Macro with R
A Practical Guide to Macroeconomic Data and Policy Analysis
Preface
This book teaches you how to do macroeconomics with R.
It covers the full workflow of a macro practitioner: pulling data from central banks and statistical agencies, building publication-quality charts, and estimating the models that underpin economic policy — Phillips curves, Taylor rules, yield curve models, VARs, and nowcasting systems.
Who is this book for?
This book is for anyone who works with macroeconomic data and wants to do it in R. That includes:
- Economics students (Masters and advanced undergraduate) who want to go beyond textbook theory and work with real data
- Central bank and treasury analysts who use R for data pipelines, visualisation, and ad-hoc modelling
- Think tank researchers and economic consultants who need reproducible, transparent analysis
- Data journalists covering economics who want to automate their workflow
- Finance professionals who need to understand the macro environment
What you need to know
This book assumes you are comfortable with R basics: installing packages, writing scripts, using dplyr and ggplot2. If you are new to R, start with R for Data Science by Hadley Wickham, Mine Cetinkaya-Rundel, and Garrett Grolemund.
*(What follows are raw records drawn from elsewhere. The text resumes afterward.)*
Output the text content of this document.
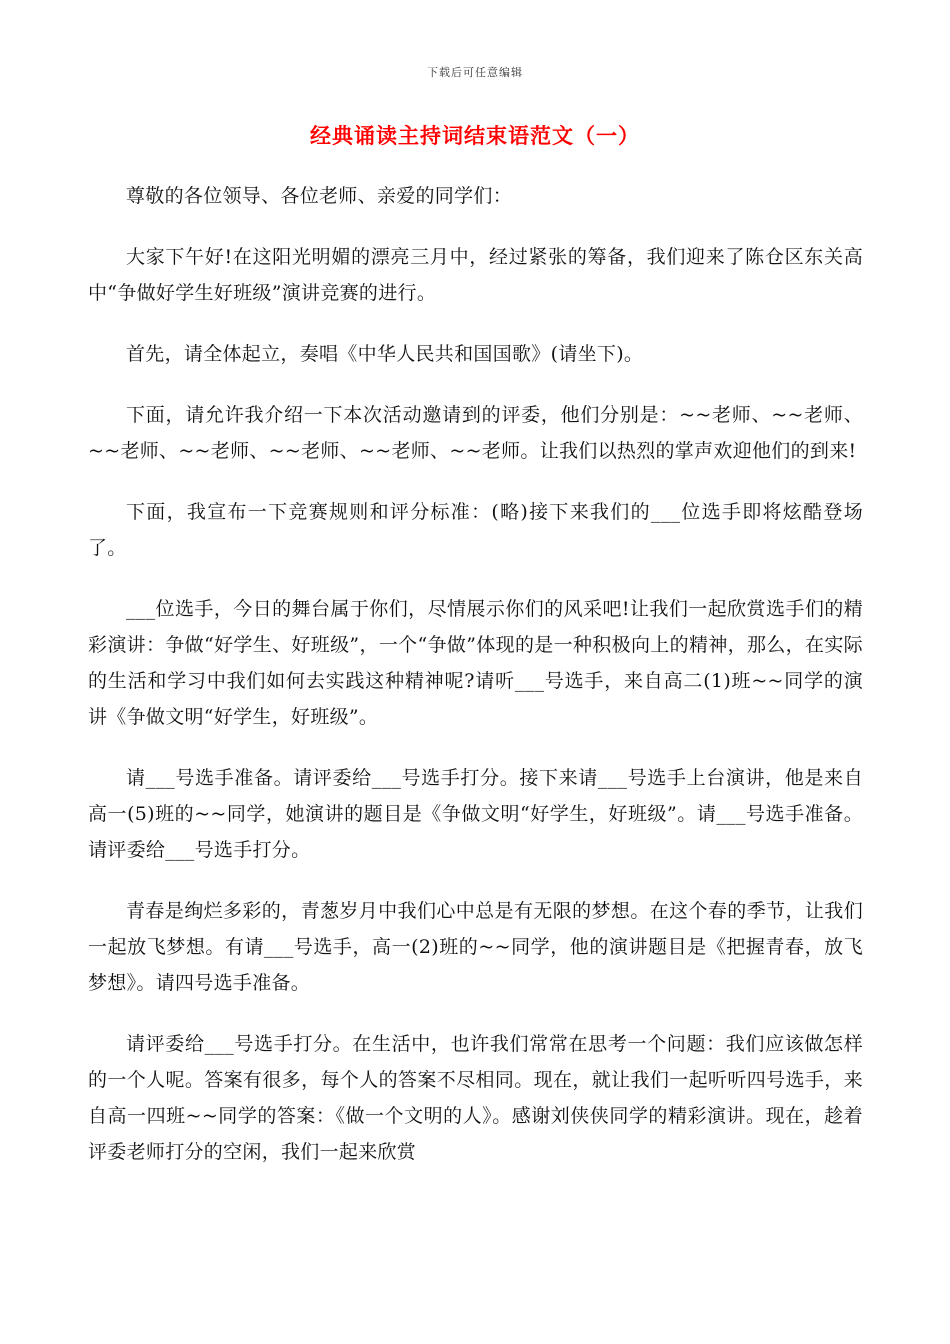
下载后可任意编辑
经典诵读主持词结束语范文（一）

尊敬的各位领导、各位老师、亲爱的同学们：

大家下午好!在这阳光明媚的漂亮三月中，经过紧张的筹备，我们迎来了陈仓区东关高中“争做好学生好班级”演讲竞赛的进行。

首先，请全体起立，奏唱《中华人民共和国国歌》(请坐下)。

下面，请允许我介绍一下本次活动邀请到的评委，他们分别是：~~老师、~~老师、~~老师、~~老师、~~老师、~~老师、~~老师。让我们以热烈的掌声欢迎他们的到来!

下面，我宣布一下竞赛规则和评分标准：(略)接下来我们的___位选手即将炫酷登场了。

___位选手，今日的舞台属于你们，尽情展示你们的风采吧!让我们一起欣赏选手们的精彩演讲：争做“好学生、好班级”，一个“争做”体现的是一种积极向上的精神，那么，在实际的生活和学习中我们如何去实践这种精神呢?请听___号选手，来自高二(1)班~~同学的演讲《争做文明“好学生，好班级”。

请___号选手准备。请评委给___号选手打分。接下来请___号选手上台演讲，他是来自高一(5)班的~~同学，她演讲的题目是《争做文明“好学生，好班级”。请___号选手准备。请评委给___号选手打分。

青春是绚烂多彩的，青葱岁月中我们心中总是有无限的梦想。在这个春的季节，让我们一起放飞梦想。有请___号选手，高一(2)班的~~同学，他的演讲题目是《把握青春，放飞梦想》。请四号选手准备。

请评委给___号选手打分。在生活中，也许我们常常在思考一个问题：我们应该做怎样的一个人呢。答案有很多，每个人的答案不尽相同。现在，就让我们一起听听四号选手，来自高一四班~~同学的答案：《做一个文明的人》。感谢刘侠侠同学的精彩演讲。现在，趁着评委老师打分的空闲，我们一起来欣赏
You do not need a background in econometrics, though some familiarity with regression helps. Each chapter introduces the relevant theory before diving into code.
How this book is organised
Part I: Getting Data into R shows you how to pull macroeconomic data from the ONS, Bank of England, HMRC, OBR, ECB, and OECD — using purpose-built R packages that abstract away the complexity of each API.
Part II: Visualising the Economy covers the chart types that macro practitioners actually use: time series with recession shading, fan charts for uncertainty, yield curve plots, and interactive Shiny dashboards.
Part III: Macro Models in Practice walks through the workhorses of applied macroeconomics — estimating Phillips curves, Taylor rules, yield curve decompositions, vector autoregressions, and GDP nowcasting models — all with real data.
Part IV: Special Topics covers exchange rates and trade, climate and the macroeconomy, and cross-country growth analysis.
Software
All code in this book is written in R. The following packages are used throughout:
# Data access
install.packages(c("ons", "boe", "hmrc", "obr", "readecb", "readoecd", "inflateR"))
# Core tidyverse
install.packages(c("dplyr", "ggplot2", "tidyr", "readr", "lubridate"))
# Econometrics
install.packages(c("vars", "BVAR", "seasonal", "dfms"))Acknowledgements
This book builds on the work of many people. Rob Hyndman’s Forecasting: Principles and Practice set the standard for free online R textbooks. Franz Mohr’s r-econometrics.com provides excellent VAR tutorials. Kevin Kotze’s time series course at the University of Cape Town inspired several chapters.
License
This book is licensed under Creative Commons Attribution-NonCommercial-ShareAlike 4.0.